Safe Harbour youth shelter closes in Saint John

Safe Harbour, Saint John's youth shelter, closed its doors on Friday, due to a lack of funding, but board members remain hopeful the closure is only temporary.

Board remains hopeful closure due to lack of funding only temporary

Safe Harbour, a 10-bed shelter for homeless youth in Saint John, closed on Friday after being open for less than a year. (Neville Crabbe/CBC)

Safe Harbour, Saint John's emergency and transitional housing facility for youth, closed its doors Friday due to a lack of funding.

It's a "tremendously difficult and very disturbing day for each and every one of us on the board of directors at Safe Harbour, as well as the residents, and the community and the staff," treasurer and secretary Kit Hickey told CBC News.

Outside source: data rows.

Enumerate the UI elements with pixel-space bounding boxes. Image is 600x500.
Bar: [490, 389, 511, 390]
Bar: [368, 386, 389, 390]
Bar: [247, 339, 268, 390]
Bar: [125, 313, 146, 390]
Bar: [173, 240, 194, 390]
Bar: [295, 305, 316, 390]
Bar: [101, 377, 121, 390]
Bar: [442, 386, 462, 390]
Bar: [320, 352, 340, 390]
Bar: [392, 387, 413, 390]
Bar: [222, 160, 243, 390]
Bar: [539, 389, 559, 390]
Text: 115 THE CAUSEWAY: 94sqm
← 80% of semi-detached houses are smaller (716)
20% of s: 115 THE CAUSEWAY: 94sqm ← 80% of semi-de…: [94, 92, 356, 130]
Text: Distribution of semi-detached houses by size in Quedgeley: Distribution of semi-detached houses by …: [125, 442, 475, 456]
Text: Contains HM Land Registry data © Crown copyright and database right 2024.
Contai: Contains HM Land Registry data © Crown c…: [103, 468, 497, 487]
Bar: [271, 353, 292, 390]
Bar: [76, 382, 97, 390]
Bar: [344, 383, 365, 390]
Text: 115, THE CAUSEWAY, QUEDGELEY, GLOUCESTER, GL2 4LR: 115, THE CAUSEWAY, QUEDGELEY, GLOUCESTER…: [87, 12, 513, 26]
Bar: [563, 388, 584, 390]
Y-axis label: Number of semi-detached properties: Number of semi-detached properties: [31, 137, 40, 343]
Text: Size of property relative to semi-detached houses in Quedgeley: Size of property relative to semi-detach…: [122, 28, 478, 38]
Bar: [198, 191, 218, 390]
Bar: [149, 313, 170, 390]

Alternate housing for nine of the 10 residents has been found, said Hickey. The other youth opted out, she said.

Kit Hickey, secretary/treasurer of Safe Harbour, is still hoping the provincial government will come through with about $200,000 in operational funding. (CBC)
Hickey is hopeful the closure pf the 10-bed facility will be temporary.

"What we need to see happen is confirmation of the operational budget," she said.

The board is prepared to "commit to the raising of 50 per cent of the approximately $425,000 annual operating budget" and has requested the other half come from the provincial government, said Hickey.

Community fundraising continues

Meanwhile, community efforts to see the shelter reopened in the near future continue.

A Save Safe Harbour GoFundMe campaign has raised nearly $2,300 so far, with donations ranging between $10 and $500.

A benefit show, featuring five bands, is also slated for Feb. 6 at 9 p.m.

About $550,000 is required to remove a construction lien on the facility.

The provincial Regional Development Corporation rejected a request for a loan guarantee to get the construction lien lifted and allow the board of directors to continue its fundraising efforts, saying there is no program available to support such a request.

Safe Harbour gives youth aged 16 to 24 a place to stay during short–term emergencies, or for up to six months, when needing time to transition to permanent housing.

Case managers also help youth access mental health and addictions counselling, as well as educational and employment opportunities.

Hickey says about 55 youth have used Safe Harbour since it opened 10 months ago on the former site of St. James Anglican Church on Broad Street.